2. Relevant equations

3. The attempt at a solution
Question 1)
If we adjoin b = the 6th real root of 10 to Q(c) then we have a splitting field. Furthermore, the roots of f will be {b, bc, bc^2, bc^3, bc^4, bc^5}. The Galois group will permute the roots whilst fixing every element of Q(c). So I believe this galois group will be isomorphic to $(Z_6,+)$ where the generator will take b-->bc and fix all elements of Q(c).

Question 2)
I'm having trouble constructing a splitting field for this polynomial. If I assume r is a root and then divide f(x) by x-r I don't seem to arrive at anything helpful. Perhaps I should consider that the multiplicative group in F_7(r) will be cyclic of order 26 (since the degree of r is 3 and 3*9 = 27) so r^27=r, and then use this knowledge to see if any powers of r are also roots. Does this make sense? Does anyone else have any other insights to make this simpler?

2. Dec 7, 2016

### Staff: Mentor

I think this is correct.
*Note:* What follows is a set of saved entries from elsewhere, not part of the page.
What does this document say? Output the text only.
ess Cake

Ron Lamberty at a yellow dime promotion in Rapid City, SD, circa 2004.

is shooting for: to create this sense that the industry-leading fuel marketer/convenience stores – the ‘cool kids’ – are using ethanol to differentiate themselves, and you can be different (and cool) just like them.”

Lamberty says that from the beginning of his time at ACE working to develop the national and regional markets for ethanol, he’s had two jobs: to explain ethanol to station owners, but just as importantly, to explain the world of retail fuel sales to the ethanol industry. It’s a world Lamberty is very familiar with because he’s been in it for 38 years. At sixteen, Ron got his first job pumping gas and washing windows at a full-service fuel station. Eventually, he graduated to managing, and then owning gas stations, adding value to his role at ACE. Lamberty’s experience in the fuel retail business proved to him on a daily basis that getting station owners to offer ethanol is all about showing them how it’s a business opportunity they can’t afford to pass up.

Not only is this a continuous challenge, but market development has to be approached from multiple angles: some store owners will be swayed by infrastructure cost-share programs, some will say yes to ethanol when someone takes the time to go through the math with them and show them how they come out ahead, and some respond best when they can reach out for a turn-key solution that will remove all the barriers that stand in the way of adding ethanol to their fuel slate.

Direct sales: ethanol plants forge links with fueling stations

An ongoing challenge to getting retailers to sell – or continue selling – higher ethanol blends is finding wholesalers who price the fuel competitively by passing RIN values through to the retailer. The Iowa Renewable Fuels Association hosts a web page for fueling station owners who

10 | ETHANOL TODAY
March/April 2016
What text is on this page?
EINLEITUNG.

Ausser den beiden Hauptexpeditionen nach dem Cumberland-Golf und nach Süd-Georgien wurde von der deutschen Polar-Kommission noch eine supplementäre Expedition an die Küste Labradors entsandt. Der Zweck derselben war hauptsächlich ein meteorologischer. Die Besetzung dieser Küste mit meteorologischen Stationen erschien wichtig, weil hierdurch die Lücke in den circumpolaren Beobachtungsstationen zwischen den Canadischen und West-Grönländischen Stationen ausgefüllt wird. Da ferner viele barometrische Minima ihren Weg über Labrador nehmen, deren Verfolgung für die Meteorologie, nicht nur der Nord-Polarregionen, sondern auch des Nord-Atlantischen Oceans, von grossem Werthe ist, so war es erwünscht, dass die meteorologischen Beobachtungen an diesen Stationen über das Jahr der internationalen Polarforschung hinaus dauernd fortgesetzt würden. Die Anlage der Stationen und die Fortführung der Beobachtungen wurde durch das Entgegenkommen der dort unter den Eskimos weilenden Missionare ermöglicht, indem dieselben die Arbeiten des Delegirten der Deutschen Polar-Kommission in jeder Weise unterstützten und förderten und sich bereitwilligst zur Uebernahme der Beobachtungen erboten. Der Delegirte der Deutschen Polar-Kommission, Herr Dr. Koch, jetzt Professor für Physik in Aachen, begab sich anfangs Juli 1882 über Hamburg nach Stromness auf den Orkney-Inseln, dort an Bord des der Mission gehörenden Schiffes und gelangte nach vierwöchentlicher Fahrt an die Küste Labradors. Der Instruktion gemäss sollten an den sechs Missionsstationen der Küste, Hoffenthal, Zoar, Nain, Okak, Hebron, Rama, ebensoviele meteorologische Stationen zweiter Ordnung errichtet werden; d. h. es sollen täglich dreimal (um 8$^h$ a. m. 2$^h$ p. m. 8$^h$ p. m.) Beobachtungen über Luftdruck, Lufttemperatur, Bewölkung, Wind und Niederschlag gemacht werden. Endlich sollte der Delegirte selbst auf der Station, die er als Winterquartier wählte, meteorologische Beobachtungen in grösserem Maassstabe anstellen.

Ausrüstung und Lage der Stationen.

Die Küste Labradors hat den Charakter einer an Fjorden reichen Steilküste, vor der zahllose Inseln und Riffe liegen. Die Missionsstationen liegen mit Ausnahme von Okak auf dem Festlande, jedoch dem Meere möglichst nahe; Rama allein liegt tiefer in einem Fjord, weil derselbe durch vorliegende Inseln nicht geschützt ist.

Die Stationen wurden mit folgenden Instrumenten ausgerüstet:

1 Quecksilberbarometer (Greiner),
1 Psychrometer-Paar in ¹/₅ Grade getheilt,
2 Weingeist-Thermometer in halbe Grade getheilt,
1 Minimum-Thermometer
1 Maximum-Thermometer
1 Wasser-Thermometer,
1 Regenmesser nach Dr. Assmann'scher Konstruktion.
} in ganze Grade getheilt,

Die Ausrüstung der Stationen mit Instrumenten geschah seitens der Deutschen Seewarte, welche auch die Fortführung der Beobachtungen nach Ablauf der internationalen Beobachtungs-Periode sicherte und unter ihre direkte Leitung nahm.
Only one remark: you can say $g(x)$ is a polynomial over $\mathbb{Q}(c)$ or in $\mathbb{Q}(c)[x]$.
I don't understand why you consider $\mathbb{F}_7$ here or even $\mathbb{Z}_{26}$.
If you divided $f(x)=x^3+x^2+2$ by $(x-r)$ with a root $r$ such that $r^3+r^2+2=0$ then you can also do the rest and split $f(x)$ completely. If I made no mistake, then you will need $\sqrt{r+1}$ in the splitting field. Together with $r^2$ this looks like a four-dimensional extension of $\mathbb{F}_3$ but I didn't check linear dependencies.

3. Dec 8, 2016

### PsychonautQQ

I divided by x-r and then solved the resulting quadratic and calculated that it has a discriminant -3r^2 - 2r + 1. it appears our splitting fields will be a bit different.

4. Dec 8, 2016

### Staff: Mentor

I don't think so. $-3=0$ and $-2=1$ in $\mathbb{F}_3$.

5. Dec 8, 2016

### PsychonautQQ

Ahhh we are such genius's! lol